Sul finire del XIX secolo e l'inizio del XX, in piazza del Pantheon a Roma si potevano incontrare molti personaggi che oggi definiremmo strani: vestito scuro, bastone dal manico ricurvo, cappello nero a larghe falde, pancetta prominente, colore molto abbronzato nelle guance grassocce, ma soprattutto portafoglio ben fornito a più scomparti o, come si diceva allora, a fisarmonica.
Proprio da queste caratteristiche dell'aspetto si riconosceva subito che quel personaggio, che immancabilmente si recava a pranzo alla « Rosetta » era un « mercante di campagna », personaggio tipico della Maremma, da non confondersi né con il « latifondista » né con il « moscetto » ma dei quali era la via di mezzo.

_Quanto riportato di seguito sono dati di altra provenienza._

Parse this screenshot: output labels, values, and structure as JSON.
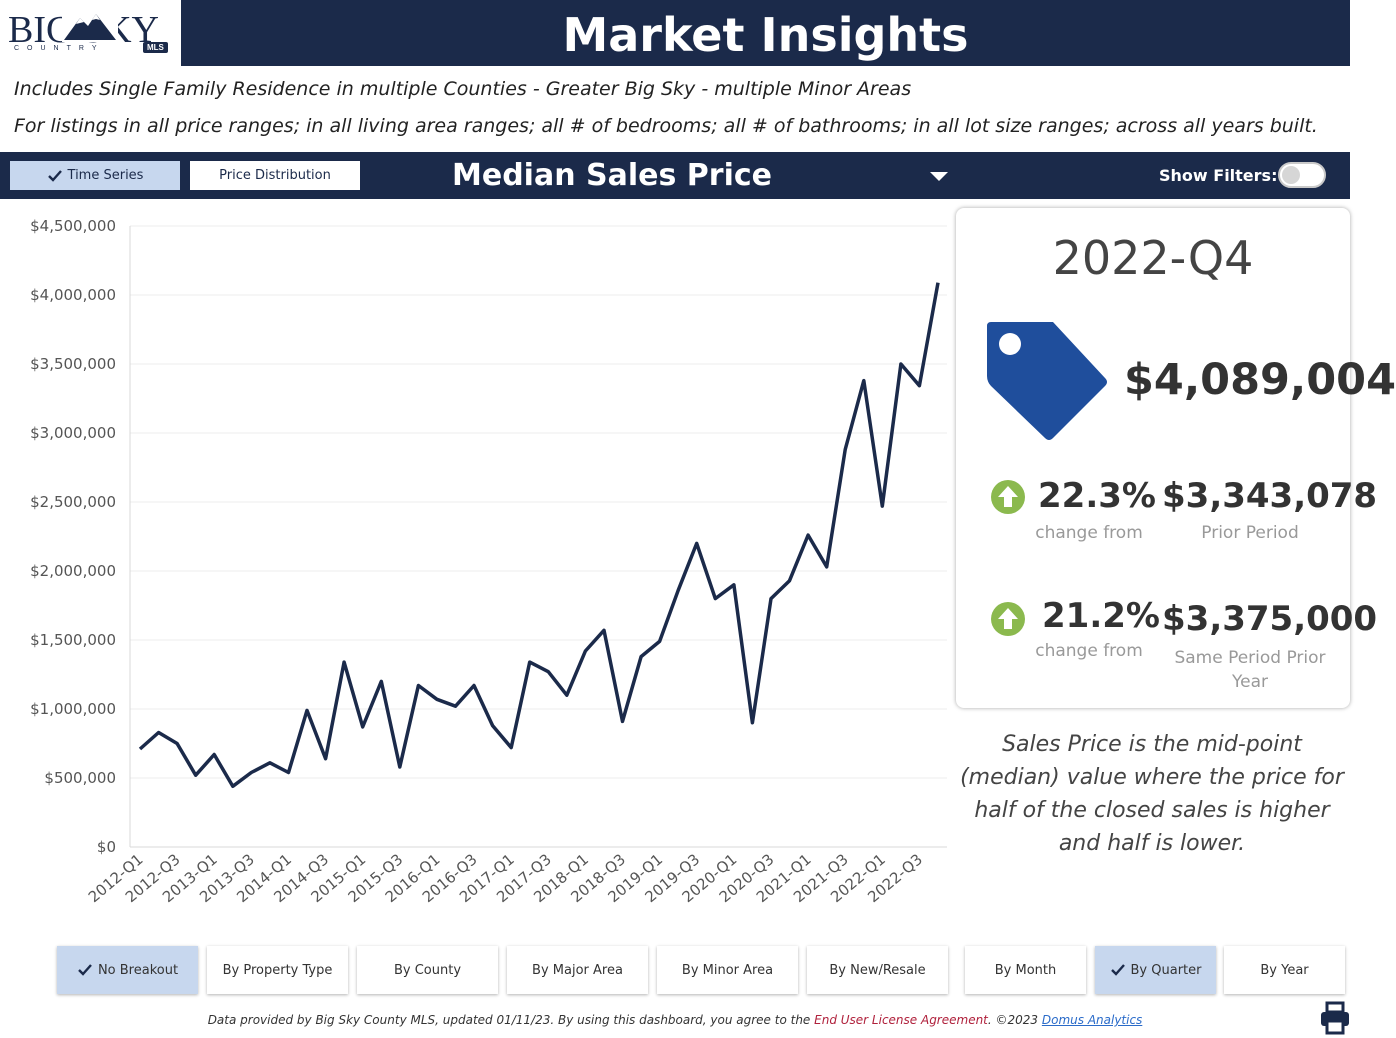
{
  "header": {
    "logo_text": "BIG SKY",
    "logo_sub": "COUNTRY",
    "logo_badge": "MLS",
    "title": "Market Insights"
  },
  "description": {
    "line1": "Includes Single Family Residence in multiple Counties - Greater Big Sky - multiple Minor Areas",
    "line2": "For listings in all price ranges; in all living area ranges; all # of bedrooms; all # of bathrooms; in all lot size ranges; across all years built."
  },
  "toolbar": {
    "tab_time_series": "Time Series",
    "tab_price_distribution": "Price Distribution",
    "metric": "Median Sales Price",
    "show_filters_label": "Show Filters:"
  },
  "kpi": {
    "period": "2022-Q4",
    "value": "$4,089,004",
    "change1_pct": "22.3%",
    "change1_label": "change from",
    "change1_value": "$3,343,078",
    "change1_value_label": "Prior Period",
    "change2_pct": "21.2%",
    "change2_label": "change from",
    "change2_value": "$3,375,000",
    "change2_value_label": "Same Period Prior Year"
  },
  "note": "Sales Price is the mid-point (median) value where the price for half of the closed sales is higher and half is lower.",
  "breakout_buttons": [
    {
      "label": "No Breakout",
      "active": true
    },
    {
      "label": "By Property Type",
      "active": false
    },
    {
      "label": "By County",
      "active": false
    },
    {
      "label": "By Major Area",
      "active": false
    },
    {
      "label": "By Minor Area",
      "active": false
    },
    {
      "label": "By New/Resale",
      "active": false
    }
  ],
  "period_buttons": [
    {
      "label": "By Month",
      "active": false
    },
    {
      "label": "By Quarter",
      "active": true
    },
    {
      "label": "By Year",
      "active": false
    }
  ],
  "footer": {
    "text1": "Data provided by Big Sky County MLS, updated 01/11/23.  By using this dashboard, you agree to the ",
    "eula": "End User License Agreement",
    "text2": ".  ©2023 ",
    "domus": "Domus Analytics"
  },
  "colors": {
    "navy": "#1b2a4a",
    "active_tab": "#c7d7ee",
    "tag": "#1f4e9c",
    "arrow": "#8bb94e",
    "eula": "#b0213c",
    "link": "#2a6bc9"
  },
  "icons": [
    "check-icon",
    "caret-down-icon",
    "price-tag-icon",
    "arrow-up-icon",
    "print-icon",
    "mountain-logo-icon"
  ],
  "chart_data": {
    "type": "line",
    "x_tick_labels": [
      "2012-Q1",
      "2012-Q3",
      "2013-Q1",
      "2013-Q3",
      "2014-Q1",
      "2014-Q3",
      "2015-Q1",
      "2015-Q3",
      "2016-Q1",
      "2016-Q3",
      "2017-Q1",
      "2017-Q3",
      "2018-Q1",
      "2018-Q3",
      "2019-Q1",
      "2019-Q3",
      "2020-Q1",
      "2020-Q3",
      "2021-Q1",
      "2021-Q3",
      "2022-Q1",
      "2022-Q3"
    ],
    "y_tick_labels": [
      "$0",
      "$500,000",
      "$1,000,000",
      "$1,500,000",
      "$2,000,000",
      "$2,500,000",
      "$3,000,000",
      "$3,500,000",
      "$4,000,000",
      "$4,500,000"
    ],
    "ylim": [
      0,
      4500000
    ],
    "x": [
      "2012-Q1",
      "2012-Q2",
      "2012-Q3",
      "2012-Q4",
      "2013-Q1",
      "2013-Q2",
      "2013-Q3",
      "2013-Q4",
      "2014-Q1",
      "2014-Q2",
      "2014-Q3",
      "2014-Q4",
      "2015-Q1",
      "2015-Q2",
      "2015-Q3",
      "2015-Q4",
      "2016-Q1",
      "2016-Q2",
      "2016-Q3",
      "2016-Q4",
      "2017-Q1",
      "2017-Q2",
      "2017-Q3",
      "2017-Q4",
      "2018-Q1",
      "2018-Q2",
      "2018-Q3",
      "2018-Q4",
      "2019-Q1",
      "2019-Q2",
      "2019-Q3",
      "2019-Q4",
      "2020-Q1",
      "2020-Q2",
      "2020-Q3",
      "2020-Q4",
      "2021-Q1",
      "2021-Q2",
      "2021-Q3",
      "2021-Q4",
      "2022-Q1",
      "2022-Q2",
      "2022-Q3",
      "2022-Q4"
    ],
    "values": [
      710000,
      830000,
      750000,
      520000,
      670000,
      440000,
      540000,
      610000,
      540000,
      990000,
      640000,
      1340000,
      870000,
      1200000,
      580000,
      1170000,
      1070000,
      1020000,
      1170000,
      880000,
      720000,
      1340000,
      1270000,
      1100000,
      1420000,
      1570000,
      910000,
      1380000,
      1490000,
      1860000,
      2200000,
      1800000,
      1900000,
      900000,
      1800000,
      1930000,
      2260000,
      2030000,
      2880000,
      3380000,
      2470000,
      3500000,
      3343078,
      4089004
    ],
    "line_color": "#1b2a4a",
    "grid": true,
    "legend": false
  }
}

Il mercante di campagna era colui che marcava con il proprio marchio a fuoco un certo numero di bestie. Il nominativo « mercante » non sta infatti per commerciante o trafficante, cioè colui che compra o vende qualsiasi merce, ma sta ad indicare un proprietario di bestiame che fa portare incise a fuoco sugli animali le sue iniziali. Perciò era facile sentire frasi come questa: « ho tremila pecore con il mio merco », oppure « ho quattrocento vacche con il mio merco », od ancora « ho quaranta buoi con il mio merco », e così via. (1) Il Mercante non era un latifondista perché non era proprietario di vasti appezzamenti di terreno superiori al migliaio di rubbi romani (1 rubbio = 18.484 mq.), ma affittava qualche tenuta in Maremma a seconda dei suoi bisogni e per la sola stagione invernale. Ovviamente l'affitto poteva essere, ed a questo tendeva il mercante, pluriennale, per tre o nove anni.
Il Mercante non era un « moscetto », perché il moscetto si limitava ad avere una proprietà di qualche centinaio di pecore e qualche decina di vaccine e cavalli, e si accontentava di trovare il pascolo per i suoi animali nelle terre di proprietà delle Università Agrarie che annualmente affittavano il pascolo invernale, diviso in « quarti » e per quella superficie che non era richiesta dagli utenti della Università stessa, che avevano la precedenza sia a pascolo che a semina. Il Mercante, mediamente e se voleva essere degno di tal nome, era proprietario di un gregge di circa tremila pecore ed una mandria di 400-500 capi vaccini e cavallini, più qualche decina di bestie da soma o da tiro o da cavalcare, indispensabili per la propria attività; ebbene, tutte queste bestie erano marchiate a fuoco con le iniziali del Mercante cioè dell'imprenditore che si era dato, spesso per secolare tradizione di famiglia, a quella attività agro-pastorale.